FTS Inhibitors

Fts (Filamentous temperature-sensitive) proteins play a fundamental role in bacterial cell division, serving as key components of the division machinery. Consequently, inhibiting these proteins has garnered significant attention as a strategy for combating bacterial infections. Chemical compounds known as Fts inhibitors have emerged as a class of molecules designed to disrupt or interfere with the essential functions of Fts proteins, thereby impeding the bacterial cell division process. These inhibitors target various components of the cell division machinery, with a primary focus on FtsZ, an essential and highly conserved protein in bacterial cell division.
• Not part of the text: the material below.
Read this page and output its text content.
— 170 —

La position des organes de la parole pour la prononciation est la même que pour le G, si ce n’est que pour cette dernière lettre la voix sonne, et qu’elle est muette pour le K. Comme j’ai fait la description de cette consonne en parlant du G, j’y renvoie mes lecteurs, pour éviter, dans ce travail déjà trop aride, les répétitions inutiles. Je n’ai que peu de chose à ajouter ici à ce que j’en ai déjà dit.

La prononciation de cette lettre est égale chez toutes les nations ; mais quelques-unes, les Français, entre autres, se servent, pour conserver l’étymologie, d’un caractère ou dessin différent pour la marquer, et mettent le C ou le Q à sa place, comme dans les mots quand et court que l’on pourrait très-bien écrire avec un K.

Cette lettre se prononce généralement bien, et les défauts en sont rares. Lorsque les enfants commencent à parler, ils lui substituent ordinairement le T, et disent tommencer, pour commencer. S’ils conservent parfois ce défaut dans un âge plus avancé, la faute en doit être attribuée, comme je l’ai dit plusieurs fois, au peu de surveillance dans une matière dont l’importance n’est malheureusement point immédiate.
FtsZ inhibitors are characterized by their ability to interfere with FtsZ polymerization, a crucial step in the formation of the Z-ring, a dynamic structure that pinches the bacterial cell membrane during division. One class of FtsZ inhibitors includes compounds that bind to the GTP-binding site of FtsZ, thereby disrupting the hydrolysis of GTP and disrupting the assembly of FtsZ into protofilaments, which are essential for Z-ring formation. These inhibitors can be small molecules or natural products and typically feature structural elements that mimic GTP, allowing them to compete with GTP for binding to FtsZ. Another class of Fts inhibitors includes compounds that target the FtsZ polymerization interface, obstructing the lateral interactions between FtsZ protofilaments and disrupting the proper bundling of these structures. The result is a destabilized Z-ring or the formation of non-functional FtsZ aggregates, ultimately impairing bacterial cell division. Additionally, some Fts inhibitors work by binding to other Fts proteins, such as FtsA or ZipA, which are crucial for anchoring FtsZ to the cell membrane and stabilizing the Z-ring. By interfering with these interactions, Fts inhibitors disrupt the coordinated assembly of the cell division machinery, leading to division defects and bactericidal effects.